議会選挙前のモルドバ、政府が同国首相がガス料金値下げを約束する「ディープフェイク」動画の存在を報告
モルドバのヴォデ政府報道官は9日、レチェアン同国首相の姿で、議会選挙前にガス料金の値下げを約束するディープフェイク動画が拡散されていると警告した。
ヴォデ報道官がテレグラム・チャンネルで報告した。ポイントが報じた。
拡散された動画はAI技術を使って作られたもので、あたかもレチェアン・モルドバ首相がガス料金の値下げを約束しているような内容となっている。動画は、フェイスブックやユーチューブでアクセス可能な状態になっているという。
ヴォデ報道官は、この動画は有料サービスで拡散されているとし、エネルギー部門の料金に関する偽情報を広めることが目的だと指摘した。
ヴォデ氏はモルドバ国民に対して、「注意して欲しい。首相や他の公的人物が出てくる発表を見かけたら、それらが国家機関の公式チャンネルで公開されているか常に確認してくれ」と呼びかけた。
また同氏は、ディープフェイクを見分ける方法としては、唇の動きが音声と一致しない、不自然な表情、発話に間があったり、不自然なアクセントがあることだと指摘した。
ディープフェイクとは、AIを用いて生成された偽の画像、映像、音声のことを指す。
なお、モルドバでは、9月28日に議会選挙の投票日を迎える。
同選挙に関して、モルドバのサンドゥ大統領の安全保障担当補佐官を務めるスタニスラフ・セクリエル氏は8月上旬に、選挙への介入の試みとして、ロシアがモルドバ国外の欧州各地で暮らすモルドバ国民を対象として偽情報拡散を活発化していると発言していた。
日本の石破首相は今月1日、モルドバのレチェアン首相と会談し、同国で今月28日に投票の実施が予定されている議会選挙の情勢などにつき協議し、その際、双方は、「同選挙の民主的な実施が地域や国際社会の安定にとって重要であるとの認識で一致」していた。

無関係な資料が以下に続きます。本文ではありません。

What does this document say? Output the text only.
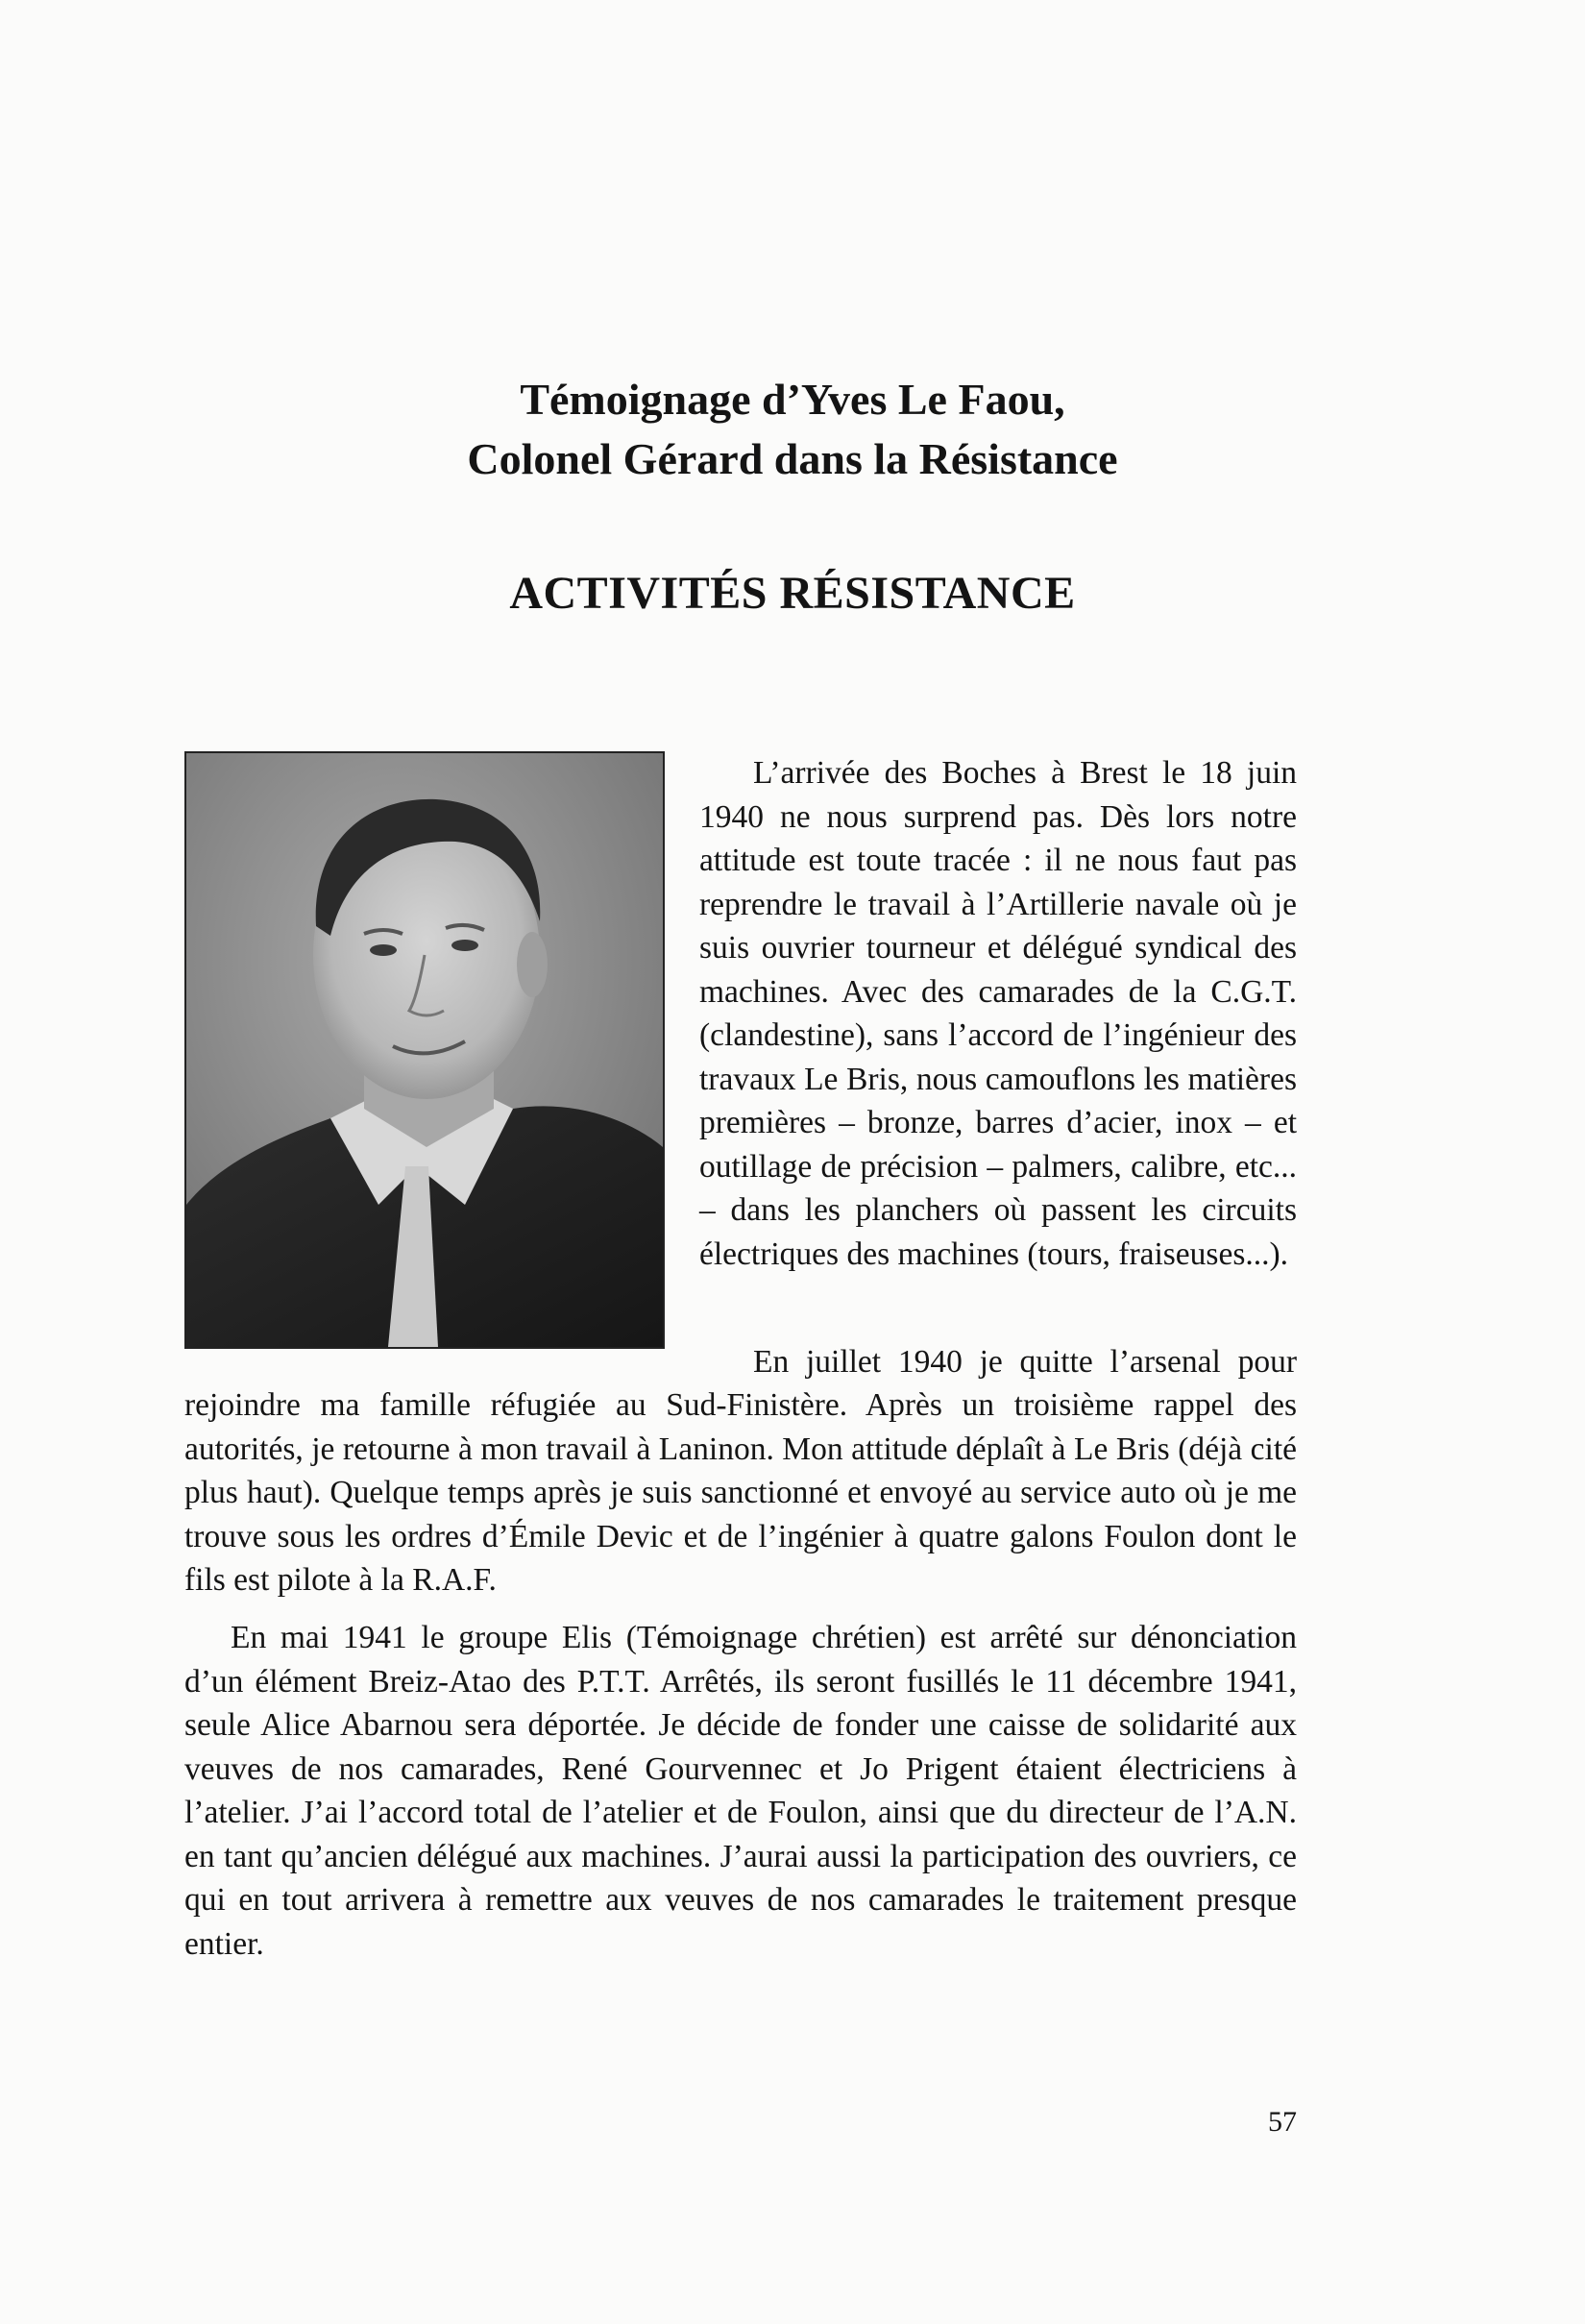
Témoignage d’Yves Le Faou,
Colonel Gérard dans la Résistance
ACTIVITÉS RÉSISTANCE

L’arrivée des Boches à Brest le 18 juin 1940 ne nous surprend pas. Dès lors notre attitude est toute tracée : il ne nous faut pas reprendre le travail à l’Artillerie navale où je suis ouvrier tourneur et délégué syndical des machines. Avec des camarades de la C.G.T. (clandestine), sans l’accord de l’ingénieur des travaux Le Bris, nous camouflons les matières premières – bronze, barres d’acier, inox – et outillage de précision – palmers, calibre, etc... – dans les planchers où passent les circuits électriques des machines (tours, fraiseuses...).

En juillet 1940 je quitte l’arsenal pour

rejoindre ma famille réfugiée au Sud-Finistère. Après un troisième rappel des autorités, je retourne à mon travail à Laninon. Mon attitude déplaît à Le Bris (déjà cité plus haut). Quelque temps après je suis sanctionné et envoyé au service auto où je me trouve sous les ordres d’Émile Devic et de l’ingénier à quatre galons Foulon dont le fils est pilote à la R.A.F.

En mai 1941 le groupe Elis (Témoignage chrétien) est arrêté sur dénonciation d’un élément Breiz-Atao des P.T.T. Arrêtés, ils seront fusillés le 11 décembre 1941, seule Alice Abarnou sera déportée. Je décide de fonder une caisse de solidarité aux veuves de nos camarades, René Gourvennec et Jo Prigent étaient électriciens à l’atelier. J’ai l’accord total de l’atelier et de Foulon, ainsi que du directeur de l’A.N. en tant qu’ancien délégué aux machines. J’aurai aussi la participation des ouvriers, ce qui en tout arrivera à remettre aux veuves de nos camarades le traitement presque entier.

57
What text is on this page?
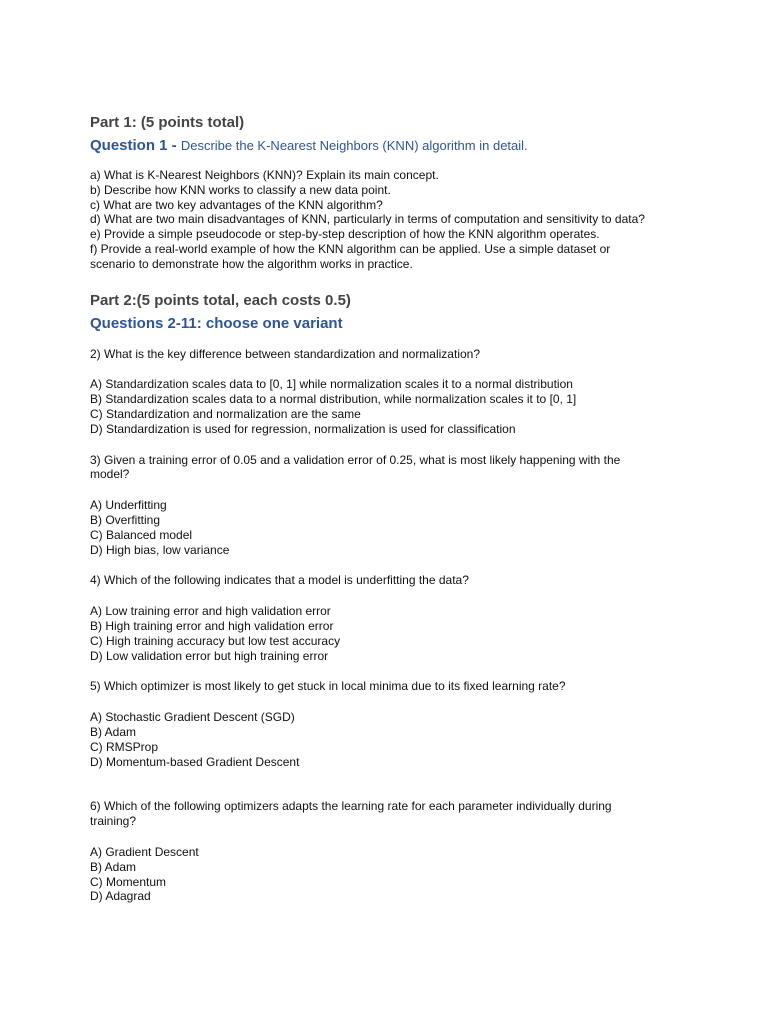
Part 1: (5 points total)

Question 1 - Describe the K-Nearest Neighbors (KNN) algorithm in detail.

a) What is K-Nearest Neighbors (KNN)? Explain its main concept.

b) Describe how KNN works to classify a new data point.

c) What are two key advantages of the KNN algorithm?

d) What are two main disadvantages of KNN, particularly in terms of computation and sensitivity to data?

e) Provide a simple pseudocode or step-by-step description of how the KNN algorithm operates.

f) Provide a real-world example of how the KNN algorithm can be applied. Use a simple dataset or

scenario to demonstrate how the algorithm works in practice.

Part 2:(5 points total, each costs 0.5)

Questions 2-11: choose one variant

2) What is the key difference between standardization and normalization?

A) Standardization scales data to [0, 1] while normalization scales it to a normal distribution

B) Standardization scales data to a normal distribution, while normalization scales it to [0, 1]

C) Standardization and normalization are the same

D) Standardization is used for regression, normalization is used for classification

3) Given a training error of 0.05 and a validation error of 0.25, what is most likely happening with the

model?

A) Underfitting

B) Overfitting

C) Balanced model

D) High bias, low variance

4) Which of the following indicates that a model is underfitting the data?

A) Low training error and high validation error

B) High training error and high validation error

C) High training accuracy but low test accuracy

D) Low validation error but high training error

5) Which optimizer is most likely to get stuck in local minima due to its fixed learning rate?

A) Stochastic Gradient Descent (SGD)

B) Adam

C) RMSProp

D) Momentum-based Gradient Descent

6) Which of the following optimizers adapts the learning rate for each parameter individually during

training?

A) Gradient Descent

B) Adam

C) Momentum

D) Adagrad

7月には、モルドバ首都キシナウで第1回欧州連合(EU)・モルドバ首脳会議が開催され、その際に採択された共同宣言では、ロシアによるモルドバの選挙への介入の試みに特に注意が払われていた。
同共同宣言には、「モルドバの未来は、外部圧力、外国からの干渉、印象操作なしに、モルドバ国民によって自由かつ民主的に決定されねばならない。私たちは、モルドバの民主的な選挙を破綻させることを目的とした、ロシアによる恒常的かつ増大するハイブリッド脅威、情報環境への操作と干渉、そして現地の仲介者を通じた大規模な選挙不正スキームの利用を断固として非難する」と書かれている。